In Section 3, we explore the methodological approach used to assess the predictive abilities of the GPT-4 LLM, BERT, and FinBERT NLP models in crypto sentiment analysis and classification, seeking to understand their underlying complexities. This section reveals the results of the comparative analysis conducted between these three models at various stages of our research.

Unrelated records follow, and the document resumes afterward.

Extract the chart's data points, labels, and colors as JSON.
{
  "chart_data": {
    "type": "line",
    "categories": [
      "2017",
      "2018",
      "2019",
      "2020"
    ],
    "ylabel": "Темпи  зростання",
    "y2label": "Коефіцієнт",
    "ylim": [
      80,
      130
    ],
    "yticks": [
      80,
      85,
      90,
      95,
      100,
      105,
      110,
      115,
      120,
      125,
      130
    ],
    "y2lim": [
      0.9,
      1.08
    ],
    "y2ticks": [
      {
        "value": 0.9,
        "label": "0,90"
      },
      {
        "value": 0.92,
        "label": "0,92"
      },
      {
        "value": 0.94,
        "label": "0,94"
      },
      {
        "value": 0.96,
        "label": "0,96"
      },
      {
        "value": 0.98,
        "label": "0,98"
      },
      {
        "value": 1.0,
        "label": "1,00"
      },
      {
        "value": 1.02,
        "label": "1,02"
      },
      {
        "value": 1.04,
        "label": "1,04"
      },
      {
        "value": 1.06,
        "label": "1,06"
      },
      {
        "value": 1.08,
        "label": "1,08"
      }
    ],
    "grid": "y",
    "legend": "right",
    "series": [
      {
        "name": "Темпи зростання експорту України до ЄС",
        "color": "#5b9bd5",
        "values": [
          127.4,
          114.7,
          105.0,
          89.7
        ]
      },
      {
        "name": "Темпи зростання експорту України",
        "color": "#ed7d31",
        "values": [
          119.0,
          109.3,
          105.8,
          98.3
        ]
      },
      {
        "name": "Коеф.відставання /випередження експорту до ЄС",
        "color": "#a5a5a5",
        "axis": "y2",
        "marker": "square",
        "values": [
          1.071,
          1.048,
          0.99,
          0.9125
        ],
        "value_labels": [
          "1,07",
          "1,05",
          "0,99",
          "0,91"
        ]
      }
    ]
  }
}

Before presenting our findings, it is crucial to emphasize the importance of model evaluation. In the fields of machine learning and NLP, evaluating models is crucial for understanding their performance. This is especially true in finance and cryptocurrencies, where informed decisions are paramount. Table 1 summarizes a comprehensive range of evaluations for each model, incorporating a variety of essential evaluation metrics. In this table, the “Pr” represents the precision metric, “Re” is the recall metric for each class, “F1” signifies the F1-score, and “T” indicates the time in seconds required to fine-tune a model. Notably, the 0 class denotes the negative, the 1 class signifies the positive, and the 2 class indicates neutrality.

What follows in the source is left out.